Re: categorical grouping: Oh, I see, you just want way to recode your categorical so that it merges some existing categories together? Sure, that makes sense (though patsy doesn't have anything for this right now). In the general case this is probably something that it makes more sense to do in pandas using all its tools before entering patsy, since patsy's core competence isn't arbitrary data manipulation, but rather providing a terse mini-language for experimenting with models. (E.g., you probably shouldn't be listing 200 different categories inside your patsy formula string :-).) But if there's a nice notation for simple kinds of grouping that would fit into patsy, then that would make sense.

Remember also that you're free to define your own helper functions and use them in patsy without them having to be built into patsy, e.g., you can do stuff like:

def collapse_to_sedan_vs_pickup(categorical_series):
    ...
    return recorded_series

dmatrix("bs(Age, 4) + C(collapse_to_sedan_vs_pickup(VehicleType), Poly) + x", data=df)

I presume with standardize you could make a new argument which would be a weight column? The fact that patsy can iterate over the data sort of confuses me.

Right, internally the way stateful transforms are implemented is confusing, because of the need to work with incr_dbuilders and friends :-/. But conceptually they're pretty straightforward: from the user's point of view, standardize(x) is just (x - np.mean(x)) / np.std(x). So it's easy to imagine adding a weights argument to that.

The complications you're seeing are that if we don't have all the data loaded in memory at once, then we can't just call np.mean(x) and np.std(x).
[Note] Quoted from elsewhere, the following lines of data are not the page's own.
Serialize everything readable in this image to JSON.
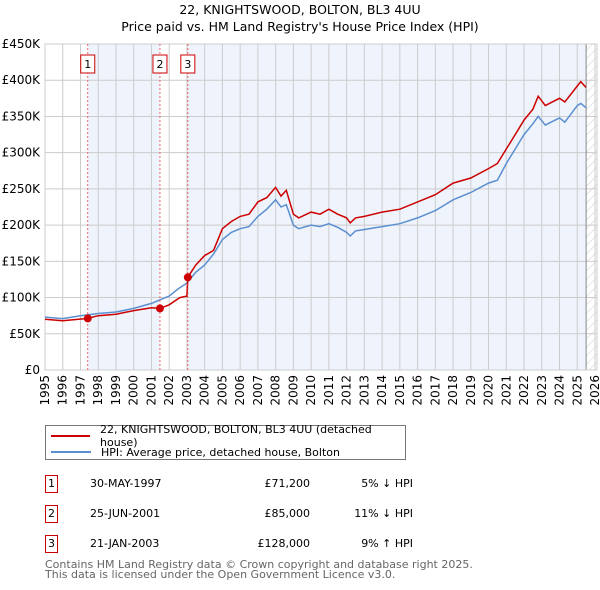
{
  "title": "22, KNIGHTSWOOD, BOLTON, BL3 4UU",
  "subtitle": "Price paid vs. HM Land Registry's House Price Index (HPI)",
  "chart_data": {
    "type": "line",
    "ylim": [
      0,
      450000
    ],
    "xlim": [
      1995,
      2026
    ],
    "yticks": [
      {
        "v": 0,
        "label": "£0"
      },
      {
        "v": 50000,
        "label": "£50K"
      },
      {
        "v": 100000,
        "label": "£100K"
      },
      {
        "v": 150000,
        "label": "£150K"
      },
      {
        "v": 200000,
        "label": "£200K"
      },
      {
        "v": 250000,
        "label": "£250K"
      },
      {
        "v": 300000,
        "label": "£300K"
      },
      {
        "v": 350000,
        "label": "£350K"
      },
      {
        "v": 400000,
        "label": "£400K"
      },
      {
        "v": 450000,
        "label": "£450K"
      }
    ],
    "xticks": [
      "1995",
      "1996",
      "1997",
      "1998",
      "1999",
      "2000",
      "2001",
      "2002",
      "2003",
      "2004",
      "2005",
      "2006",
      "2007",
      "2008",
      "2009",
      "2010",
      "2011",
      "2012",
      "2013",
      "2014",
      "2015",
      "2016",
      "2017",
      "2018",
      "2019",
      "2020",
      "2021",
      "2022",
      "2023",
      "2024",
      "2025",
      "2026"
    ],
    "grid": true,
    "shaded_periods": [
      [
        1997.41,
        2001.48
      ],
      [
        2003.05,
        2025.5
      ]
    ],
    "data_end": 2025.5,
    "series": [
      {
        "name": "22, KNIGHTSWOOD, BOLTON, BL3 4UU (detached house)",
        "color": "#cc0000",
        "x": [
          1995,
          1996,
          1997.41,
          1998,
          1999,
          2000,
          2001,
          2001.48,
          2002,
          2002.6,
          2003.0,
          2003.05,
          2003.5,
          2004,
          2004.5,
          2005,
          2005.5,
          2006,
          2006.5,
          2007,
          2007.5,
          2008,
          2008.3,
          2008.6,
          2009,
          2009.3,
          2010,
          2010.5,
          2011,
          2011.5,
          2012,
          2012.2,
          2012.5,
          2013,
          2014,
          2015,
          2016,
          2017,
          2018,
          2019,
          2020,
          2020.5,
          2021,
          2021.5,
          2022,
          2022.5,
          2022.8,
          2023.2,
          2024,
          2024.3,
          2025,
          2025.2,
          2025.5
        ],
        "y": [
          70000,
          68000,
          71200,
          75000,
          77000,
          82000,
          86000,
          85000,
          90000,
          100000,
          102000,
          128000,
          145000,
          158000,
          165000,
          195000,
          205000,
          212000,
          215000,
          232000,
          238000,
          252000,
          240000,
          248000,
          215000,
          210000,
          218000,
          215000,
          222000,
          215000,
          210000,
          203000,
          210000,
          212000,
          218000,
          222000,
          232000,
          242000,
          258000,
          265000,
          278000,
          285000,
          305000,
          325000,
          345000,
          360000,
          378000,
          365000,
          375000,
          370000,
          392000,
          398000,
          390000
        ]
      },
      {
        "name": "HPI: Average price, detached house, Bolton",
        "color": "#5b8fd0",
        "x": [
          1995,
          1996,
          1997,
          1998,
          1999,
          2000,
          2001,
          2001.5,
          2002,
          2002.5,
          2003,
          2003.5,
          2004,
          2004.5,
          2005,
          2005.5,
          2006,
          2006.5,
          2007,
          2007.5,
          2008,
          2008.3,
          2008.6,
          2009,
          2009.3,
          2010,
          2010.5,
          2011,
          2011.5,
          2012,
          2012.2,
          2012.5,
          2013,
          2014,
          2015,
          2016,
          2017,
          2018,
          2019,
          2020,
          2020.5,
          2021,
          2021.5,
          2022,
          2022.5,
          2022.8,
          2023.2,
          2024,
          2024.3,
          2025,
          2025.2,
          2025.5
        ],
        "y": [
          73000,
          71000,
          75000,
          78000,
          80000,
          85000,
          92000,
          97000,
          102000,
          112000,
          120000,
          135000,
          145000,
          160000,
          180000,
          190000,
          195000,
          198000,
          212000,
          222000,
          235000,
          225000,
          228000,
          200000,
          195000,
          200000,
          198000,
          202000,
          197000,
          190000,
          185000,
          192000,
          194000,
          198000,
          202000,
          210000,
          220000,
          235000,
          245000,
          258000,
          262000,
          285000,
          305000,
          325000,
          340000,
          350000,
          338000,
          348000,
          342000,
          365000,
          368000,
          362000
        ]
      }
    ],
    "sales": [
      {
        "label": "1",
        "x": 1997.41,
        "y": 71200
      },
      {
        "label": "2",
        "x": 2001.48,
        "y": 85000
      },
      {
        "label": "3",
        "x": 2003.05,
        "y": 128000
      }
    ]
  },
  "legend": {
    "items": [
      {
        "label": "22, KNIGHTSWOOD, BOLTON, BL3 4UU (detached house)",
        "color": "#cc0000"
      },
      {
        "label": "HPI: Average price, detached house, Bolton",
        "color": "#5b8fd0"
      }
    ]
  },
  "transactions": [
    {
      "num": "1",
      "date": "30-MAY-1997",
      "price": "£71,200",
      "hpi": "5% ↓ HPI"
    },
    {
      "num": "2",
      "date": "25-JUN-2001",
      "price": "£85,000",
      "hpi": "11% ↓ HPI"
    },
    {
      "num": "3",
      "date": "21-JAN-2003",
      "price": "£128,000",
      "hpi": "9% ↑ HPI"
    }
  ],
  "footer": {
    "line1": "Contains HM Land Registry data © Crown copyright and database right 2025.",
    "line2": "This data is licensed under the Open Government Licence v3.0."
  }
}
Also, we want to compute the mean/std once on the data used for fitting, and then keep using the same values for predictions. So there's one piece of code that knows how to compute mean and std incrementally, using this algorithm, and we run that on the fitting data, and then there's a second piece of code that takes the computed mean and std and actually standardizes the data.

Adding weight support would require finding and implementing an algorithm for incrementally computing the weighted std -- but if you scroll down in that wikipedia link, then the next section is called "weighted incremental algorithm", so maybe this is not so hard ;-).